Maybe, in a universe where it executed its golden chances early and sustained its play late, BU would’ve had enough to again topple mighty Northeastern on Friday night.
But the Terriers didn’t score on those looks and didn’t play well for 60 minutes. The No. 5 Huskies did. And that, ultimately, is the difference in quality between Dave Flint’s NU, already Hockey East’s regular-season champion, and Tara Watchorn’s reeling BU, which has now lost six of eight.
The Huskies are relentless and ruthless, and they were again in a 5-2 victory at Walter Brown Arena. The Terriers are inconsistent and just not terribly dangerous in front of goal — despite a bevy of first-period chances, it took until Clara Yuhn’s second-period tally for BU to break a 153-minute stretch of scoreless hockey. The senior’s breakaway goal, her first non-empty netter since Nov. 21, put the Terriers in a one-goal deficit and gave them a legitimate chance to win. But BU’s play slowly tailed off from there. The Terriers recorded only nine shot attempts (four of them on goal) in the third period.
“Lack of commitment to our gameplan,” Watchorn said of the final frame, and the problem for BU — the reason it’s 9-18-3 and 7-12-2 in Hockey East — is that its coach says that far too often.
Sure, the Terriers were far better Friday than last Thursday and Saturday, when they were shut out by both Vermont and Maine. Watchorn flatly admitted after that 3-0 loss to the Catamounts that BU essentially ignored the strategies it had discussed in practice, whereas against Northeastern, she called her team’s breakdowns “subtle.” Still, that’s a fault of consistency and discipline, and at a certain point, an inconsistent and undisciplined team is also a bad one.
And BU has now played 30 games. There’s probably a good team in there somewhere (Northeastern can attest to that), but the Terriers haven’t found that version of themselves often. They looked good for a period on Friday and didn’t for the other two, and it’s hard to defend a Hockey East title when playing well a third of the time.
“I was proud of our group and how we were able to execute in a high-end way when we did,” Watchorn said. “It shows — obviously, we’ve been saying it all year — that we are capable. But it’s being committed for a full 60 minutes.”

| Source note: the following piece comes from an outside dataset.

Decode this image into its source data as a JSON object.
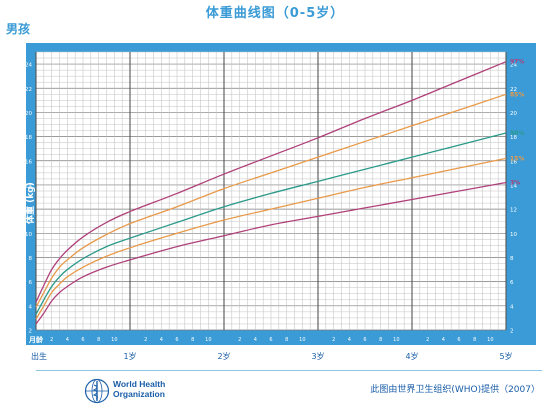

She’s right about that. They’ve been saying it since the very first series of the year. It was an acceptable place to be back then; it’s hard to argue the same when there are three games left.
And look — Northeastern is an insane team. Only two conference opponents have beaten the Huskies this season (and BU was one of them!). Their top line of Lily Shannon, Stryker Zablocki and Éloïse Caron had a combined 98 points entering Friday, and it didn’t find the scoresheet until Zablocki’s empty-netter with less than a second to go. NU still scored four even-strength goals. Junior Allie Lalonde and seniors Mia Langlois, Lily Brazis and Jules Constantinople all scored on snipes BU netminder Mari Pietersen was powerless to stop. And both Lalonde and Brazis should’ve scored on other high-danger looks.
To expect BU to win on Friday, or even to criticize it simply for losing, would be unfair. That’s how deep these Huskies are.
“There’s wave after wave,” Watchorn said of NU.
But there was more the Terriers could’ve done to stop the unstoppable force. Asked how to handle NU’s talent, Watchorn said BU needed to “manage the puck.” She felt her team did that at times, and in her view, that was why the Huskies’ top line was so quiet. Had BU played like that against Flint’s other three lines, Northeastern wouldn’t have finished with five goals.
“We weren’t giving them those opportunistic rushes. They had to earn it,” said Watchorn of Shannon, Zablocki and Caron. “But if we don’t stay disciplined shift, after shift, after shift, they have the depth that can score.”
BU doesn’t, even at full strength. But with seniors Luisa and Lilli Welcke in Milan, freshmen Lucy Thiessen and Avery Supryka both out with injuries (Watchorn said they’re day-to-day) and junior Ella Belfry out due to “roster management,” per Watchorn, the Terriers only had nine forwards and five defenders on Friday. BU’s fourth-year coach acknowledged the challenge that presented, but she wasn’t willing to lean into that excuse.
“That’s where you have to be even more mindful of the momentum you have,” Watchorn said. “It’s knowing that, if you get hemmed in, that’s going to impact your next shift. And there’s nowhere to hide. I thought they did a pretty good job of managing and understanding that. But it could still be better.”
It could still be better. Watchorn is saying that about nearly every part of BU’s game right now.
Which is why — even if the Terriers played fairly well on Friday, at least by their standards — they still weren’t all that close to the team on the other side.